林檎を摘み取りました、そうして自分の手の中の林檎を見てにこりと笑いました。
「まさにオズの国の林檎ね」
「オズの国のそれぞれの色が入った」
「そうした林檎ね」
ジョージにも応えて言います。
「まさに」
「そうですよね」
「外の世界にはないわよね」
「林檎は赤か緑ですね」
「その二色しかないわね」
「二系統の色です」
赤か緑だというのです、林檎は。
「やっぱり」
「そうね、けれどね」
「オズの国ではですね」
「黄金の林檎もあればね」
「それぞれのお国のそれぞれの色の林檎もあって」
「こうした林檎も出来るのよ」
「不思議の国だから」
まさにそれが為にです。
「あるんですね」
「そうなるわ」
「こうしたことでも不思議の国ですね」
「本当にそうよね」
「はい」
ジョージはアンに笑顔で応えました、そして。
皆で林檎を手にして王宮に戻ってお昼を食べることにしましたが。
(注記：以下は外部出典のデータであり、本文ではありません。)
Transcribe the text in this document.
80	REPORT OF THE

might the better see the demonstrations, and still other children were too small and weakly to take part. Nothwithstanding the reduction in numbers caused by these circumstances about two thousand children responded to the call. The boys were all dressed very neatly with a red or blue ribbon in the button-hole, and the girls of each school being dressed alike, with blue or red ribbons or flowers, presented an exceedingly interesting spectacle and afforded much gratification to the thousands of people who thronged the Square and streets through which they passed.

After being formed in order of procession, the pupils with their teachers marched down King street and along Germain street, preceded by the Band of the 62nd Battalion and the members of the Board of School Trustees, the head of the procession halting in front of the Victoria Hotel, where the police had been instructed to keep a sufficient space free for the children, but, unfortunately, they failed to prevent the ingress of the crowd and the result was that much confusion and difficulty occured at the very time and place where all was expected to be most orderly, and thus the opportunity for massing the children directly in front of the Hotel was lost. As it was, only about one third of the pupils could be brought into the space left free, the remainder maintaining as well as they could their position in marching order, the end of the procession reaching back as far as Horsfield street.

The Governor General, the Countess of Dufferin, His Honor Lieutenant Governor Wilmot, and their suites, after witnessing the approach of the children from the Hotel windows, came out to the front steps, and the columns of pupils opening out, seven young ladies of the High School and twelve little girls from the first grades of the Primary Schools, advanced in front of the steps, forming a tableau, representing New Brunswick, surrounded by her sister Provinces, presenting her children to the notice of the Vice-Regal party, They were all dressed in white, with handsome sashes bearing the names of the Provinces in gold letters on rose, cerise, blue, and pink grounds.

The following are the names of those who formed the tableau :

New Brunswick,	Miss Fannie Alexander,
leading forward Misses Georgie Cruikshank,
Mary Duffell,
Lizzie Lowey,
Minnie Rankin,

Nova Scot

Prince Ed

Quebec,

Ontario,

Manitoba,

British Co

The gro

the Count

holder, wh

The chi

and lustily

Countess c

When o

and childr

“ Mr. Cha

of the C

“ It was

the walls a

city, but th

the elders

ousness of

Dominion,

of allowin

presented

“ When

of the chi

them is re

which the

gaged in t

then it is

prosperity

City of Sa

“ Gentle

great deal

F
ジョージはふとグリンダにこのことを尋ねました。
「さっきのお話ですが」
「大佐のことね」
「休ませることがって」
「コツがあるって言ったわね」
「はい、それは」
「動物よ」
「動物?」
「実はこの娘はね」
自分のすぐ後ろで警護をしてくれている大佐を手で指し示してです、グリンダはジョージにお話しました。